Zukunft im mehrgeschossigen Holzwohnbau
Nachverdichtung ist im Moment innerstädtisch ein großes Thema. Als typisches Beispiel zeigt der Kärntner Fotos eines jüngst fertiggestellten Berliner Nachverdichtungsprojekts. Derartige zweigeschossige Aufstockungen betreut man vom Berliner Büro aus. Andere Referenzobjekte bewegen sich überdurchschnittlich oft im großvolumigen Bau. „Aus dem klassischen Einfamilienhausbau haben wir uns etwas zurückgezogen. Wenn wir von leistbarem Wohnraum sprechen, ist das Konzept nicht mehr schlüssig.“ Dagegen sieht man die Zukunft im mehrgeschossigen Holzwohnbau definitiv.
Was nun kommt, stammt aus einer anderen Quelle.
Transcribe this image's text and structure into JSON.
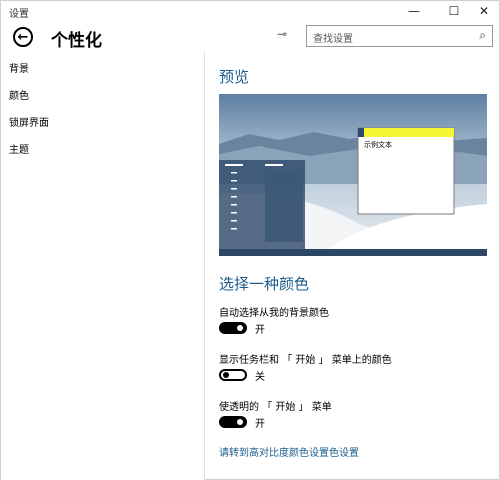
{
  "window": {
    "title": "设置",
    "minimize": "—",
    "maximize": "☐",
    "close": "✕"
  },
  "header": {
    "title": "个性化",
    "search_placeholder": "查找设置"
  },
  "sidebar": {
    "items": [
      {
        "label": "背景"
      },
      {
        "label": "颜色"
      },
      {
        "label": "锁屏界面"
      },
      {
        "label": "主题"
      }
    ]
  },
  "main": {
    "preview_heading": "预览",
    "preview": {
      "sample_text": "示例文本",
      "accent_color": "#f5f532"
    },
    "color_heading": "选择一种颜色",
    "settings": [
      {
        "label": "自动选择从我的背景颜色",
        "state": "开",
        "on": true
      },
      {
        "label": "显示任务栏和 「 开始 」 菜单上的颜色",
        "state": "关",
        "on": false
      },
      {
        "label": "使透明的 「 开始 」 菜单",
        "state": "开",
        "on": true
      }
    ],
    "link": "请转到高对比度颜色设置色设置"
  }
}
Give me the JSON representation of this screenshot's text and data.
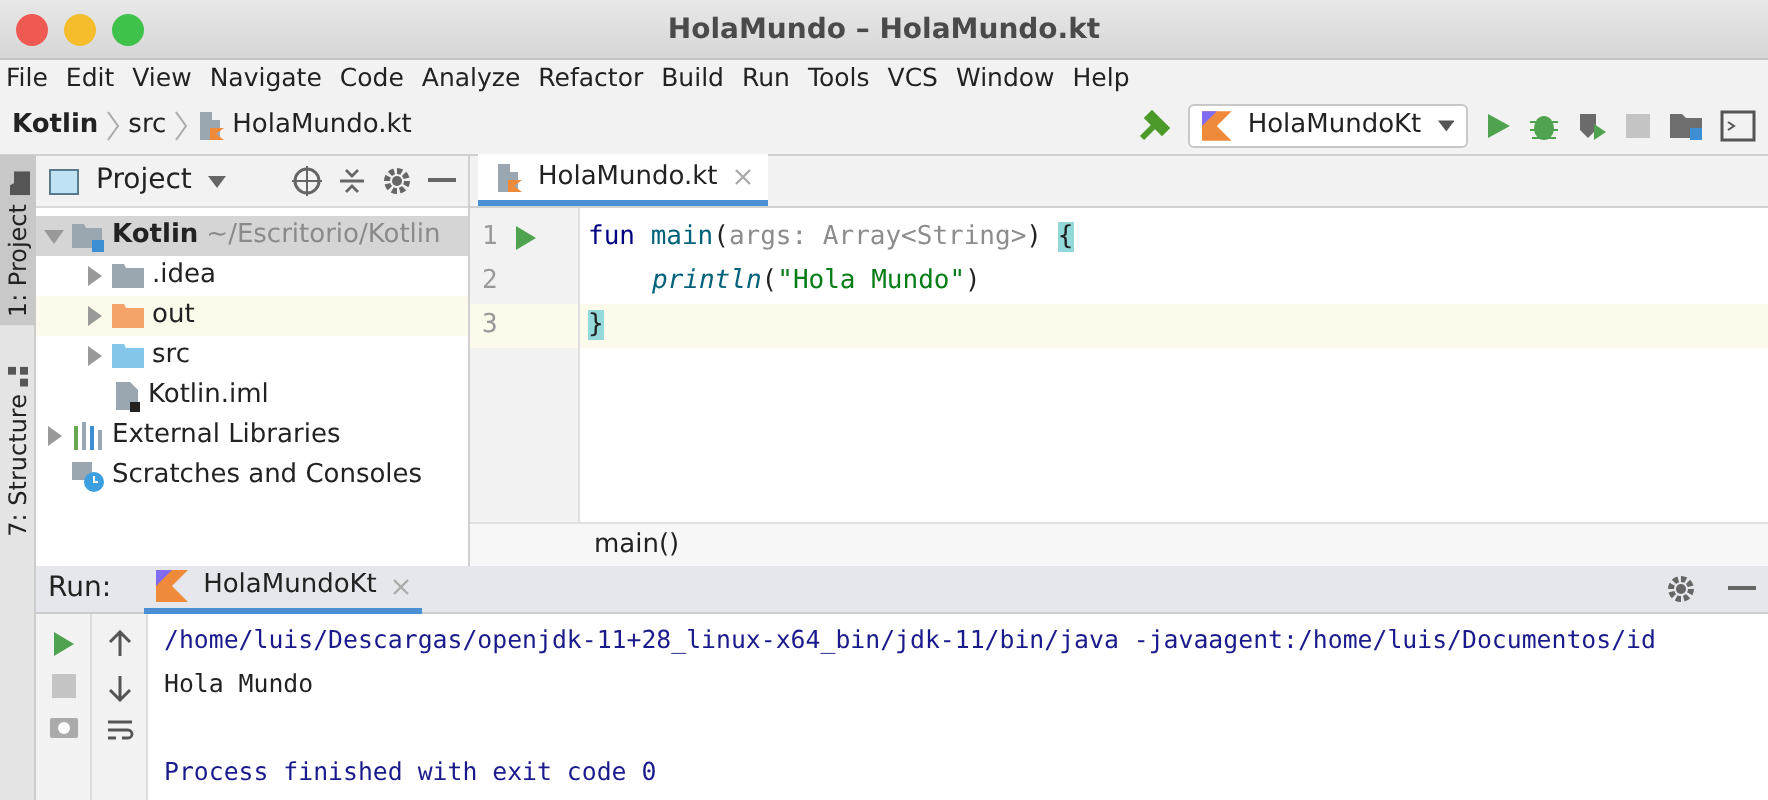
{
  "window": {
    "title": "HolaMundo – HolaMundo.kt"
  },
  "menu": [
    "File",
    "Edit",
    "View",
    "Navigate",
    "Code",
    "Analyze",
    "Refactor",
    "Build",
    "Run",
    "Tools",
    "VCS",
    "Window",
    "Help"
  ],
  "breadcrumbs": [
    "Kotlin",
    "src",
    "HolaMundo.kt"
  ],
  "run_config": {
    "label": "HolaMundoKt"
  },
  "side_tabs": [
    {
      "label": "1: Project",
      "selected": true
    },
    {
      "label": "7: Structure",
      "selected": false
    }
  ],
  "project_panel": {
    "title": "Project",
    "tree": [
      {
        "kind": "project",
        "label": "Kotlin",
        "path": "~/Escritorio/Kotlin",
        "expanded": true,
        "selected": true,
        "highlighted": false,
        "children": [
          {
            "kind": "folder",
            "label": ".idea",
            "color": "#9aa7b0",
            "expanded": false,
            "selected": false,
            "highlighted": false
          },
          {
            "kind": "folder",
            "label": "out",
            "color": "#f4a46b",
            "expanded": false,
            "selected": false,
            "highlighted": true
          },
          {
            "kind": "folder",
            "label": "src",
            "color": "#84c6ea",
            "expanded": false,
            "selected": false,
            "highlighted": false
          },
          {
            "kind": "file",
            "label": "Kotlin.iml",
            "selected": false,
            "highlighted": false
          }
        ]
      },
      {
        "kind": "libraries",
        "label": "External Libraries",
        "expanded": false,
        "selected": false,
        "highlighted": false
      },
      {
        "kind": "scratches",
        "label": "Scratches and Consoles",
        "selected": false,
        "highlighted": false
      }
    ]
  },
  "editor": {
    "tab": {
      "label": "HolaMundo.kt",
      "selected": true
    },
    "lines": [
      {
        "number": "1",
        "runnable": true,
        "current": false,
        "indented": false,
        "tokens": [
          {
            "kind": "keyword",
            "text": "fun "
          },
          {
            "kind": "function",
            "text": "main"
          },
          {
            "kind": "plain",
            "text": "("
          },
          {
            "kind": "hint",
            "text": "args: Array<String>"
          },
          {
            "kind": "plain",
            "text": ") "
          },
          {
            "kind": "brace",
            "text": "{"
          }
        ]
      },
      {
        "number": "2",
        "runnable": false,
        "current": false,
        "indented": true,
        "tokens": [
          {
            "kind": "call",
            "text": "println"
          },
          {
            "kind": "plain",
            "text": "("
          },
          {
            "kind": "string",
            "text": "\"Hola Mundo\""
          },
          {
            "kind": "plain",
            "text": ")"
          }
        ]
      },
      {
        "number": "3",
        "runnable": false,
        "current": true,
        "indented": false,
        "tokens": [
          {
            "kind": "brace",
            "text": "}"
          }
        ]
      }
    ],
    "breadcrumb": "main()"
  },
  "run_panel": {
    "label": "Run:",
    "tab": {
      "label": "HolaMundoKt",
      "selected": true
    },
    "console": [
      {
        "kind": "command",
        "text": "/home/luis/Descargas/openjdk-11+28_linux-x64_bin/jdk-11/bin/java -javaagent:/home/luis/Documentos/id"
      },
      {
        "kind": "output",
        "text": "Hola Mundo"
      },
      {
        "kind": "system",
        "text": "Process finished with exit code 0"
      }
    ]
  }
}
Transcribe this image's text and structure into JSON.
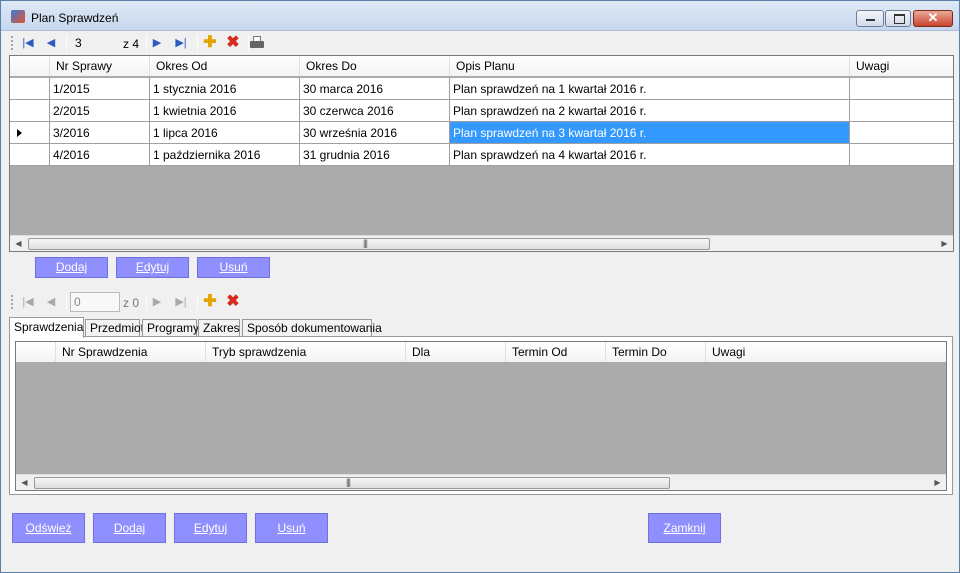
{
  "window": {
    "title": "Plan Sprawdzeń"
  },
  "nav1": {
    "position": "3",
    "count": "z 4"
  },
  "nav2": {
    "position": "0",
    "count": "z 0"
  },
  "grid1": {
    "columns": [
      "Nr Sprawy",
      "Okres Od",
      "Okres Do",
      "Opis Planu",
      "Uwagi"
    ],
    "rows": [
      [
        "1/2015",
        "1 stycznia 2016",
        "30 marca 2016",
        "Plan sprawdzeń na 1 kwartał 2016 r.",
        ""
      ],
      [
        "2/2015",
        "1 kwietnia 2016",
        "30 czerwca 2016",
        "Plan sprawdzeń na 2 kwartał 2016 r.",
        ""
      ],
      [
        "3/2016",
        "1 lipca 2016",
        "30 września 2016",
        "Plan sprawdzeń na 3 kwartał 2016 r.",
        ""
      ],
      [
        "4/2016",
        "1 października 2016",
        "31 grudnia 2016",
        "Plan sprawdzeń na 4 kwartał 2016 r.",
        ""
      ]
    ],
    "selected_row_index": 2
  },
  "grid1_buttons": {
    "add": "Dodaj",
    "edit": "Edytuj",
    "delete": "Usuń"
  },
  "tabs": [
    "Sprawdzenia",
    "Przedmiot",
    "Programy",
    "Zakres",
    "Sposób dokumentowania"
  ],
  "grid2": {
    "columns": [
      "Nr Sprawdzenia",
      "Tryb sprawdzenia",
      "Dla",
      "Termin Od",
      "Termin Do",
      "Uwagi"
    ]
  },
  "footer": {
    "refresh": "Odśwież",
    "add": "Dodaj",
    "edit": "Edytuj",
    "delete": "Usuń",
    "close": "Zamknij"
  },
  "colors": {
    "button": "#8f8fff",
    "selection": "#3399ff",
    "grid_background": "#ababab"
  }
}
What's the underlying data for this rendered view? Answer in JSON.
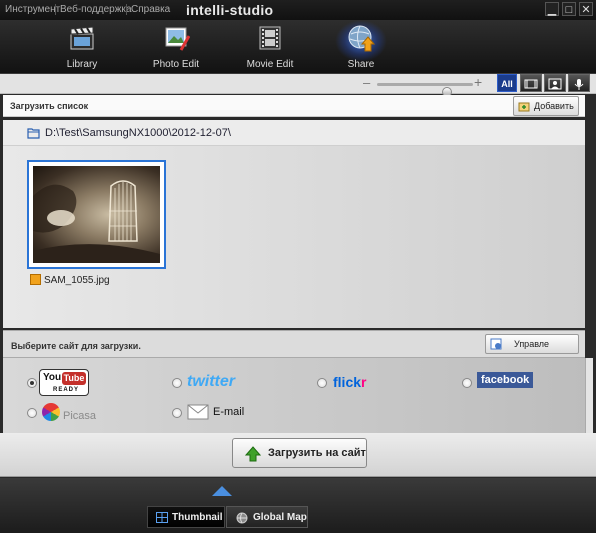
{
  "menubar": {
    "items": [
      "Инструмент",
      "Веб-поддержка",
      "Справка"
    ],
    "app_title": "intelli-studio",
    "window_buttons": [
      "minimize-icon",
      "maximize-icon",
      "close-icon"
    ]
  },
  "toolbar": {
    "items": [
      {
        "label": "Library",
        "icon": "clapperboard-icon"
      },
      {
        "label": "Photo Edit",
        "icon": "photo-edit-icon"
      },
      {
        "label": "Movie Edit",
        "icon": "film-icon"
      },
      {
        "label": "Share",
        "icon": "globe-upload-icon"
      }
    ],
    "active": "Share"
  },
  "viewbar": {
    "zoom_minus": "–",
    "zoom_plus": "+",
    "zoom_level": 0.76,
    "filters": [
      {
        "label": "All",
        "active": true
      },
      {
        "icon": "movie-filter-icon"
      },
      {
        "icon": "person-filter-icon"
      },
      {
        "icon": "mic-filter-icon"
      }
    ]
  },
  "upload_list": {
    "title": "Загрузить список",
    "add_button": "Добавить",
    "path": "D:\\Test\\SamsungNX1000\\2012-12-07\\",
    "files": [
      {
        "name": "SAM_1055.jpg",
        "selected": true
      }
    ]
  },
  "sites": {
    "title": "Выберите сайт для загрузки.",
    "manage_button": "Управле сайтом",
    "options": [
      {
        "name": "YouTube",
        "sub": "READY",
        "selected": true
      },
      {
        "name": "twitter",
        "selected": false
      },
      {
        "name": "flickr",
        "selected": false
      },
      {
        "name": "facebook",
        "selected": false
      },
      {
        "name": "Picasa",
        "selected": false
      },
      {
        "name": "E-mail",
        "selected": false
      }
    ]
  },
  "upload_button": "Загрузить на сайт",
  "bottom_tabs": [
    {
      "label": "Thumbnail",
      "active": true
    },
    {
      "label": "Global Map",
      "active": false
    }
  ],
  "colors": {
    "accent": "#2a74d6",
    "facebook": "#3b5998",
    "twitter": "#3fa9f5",
    "flickr_blue": "#0063dc",
    "flickr_pink": "#ff0084",
    "upload_green": "#3fa12a"
  }
}
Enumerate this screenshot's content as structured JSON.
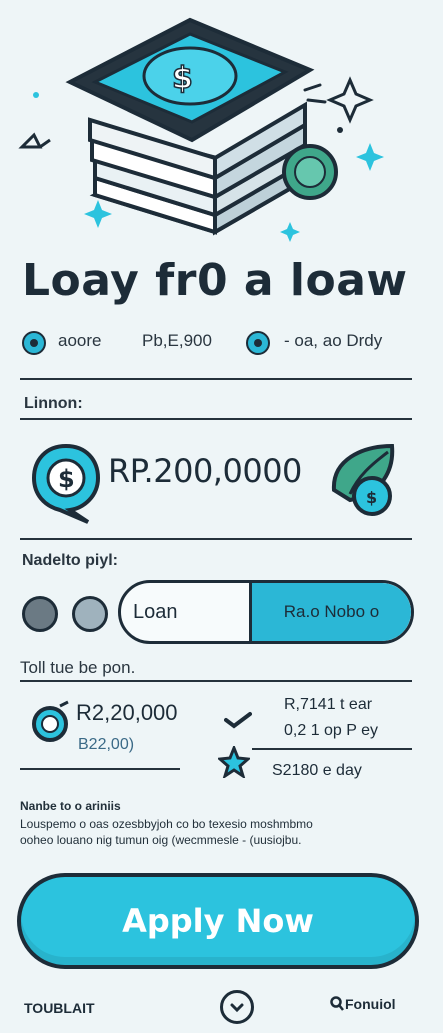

Unsere Mission ist die Schaffung von nachhaltigem Wohn- und Arbeitsraum in Verbindung mit guter Architektur. „Bauaufträge gehen derzeit generell stark nach unten. Ich sehe, dass der Holzbau in gleichem Maß zugenommen hat.“ Im Moment denkt der Unternehmer auch über Hochhausprojekte nach. „Gemeinsam mit Handler Bau haben wir uns beispielsweise in Berlin für den Bau von Hochhäusern beworben.“
Die Bezeichnung Visionär klingt zu abgehoben, Businessman zu elitär, Zimmerer zu kurz gegriffen. Weissenseer ist ein bisschen von allem, von jedem nicht zu viel. Kurz gefasst: Er hinterfragt eingefahrene Prozesse, sträubt sich gegen gängige Muster, denkt ganzheitlich. Und das kann dem Holzbau mit Sicherheit nicht schaden.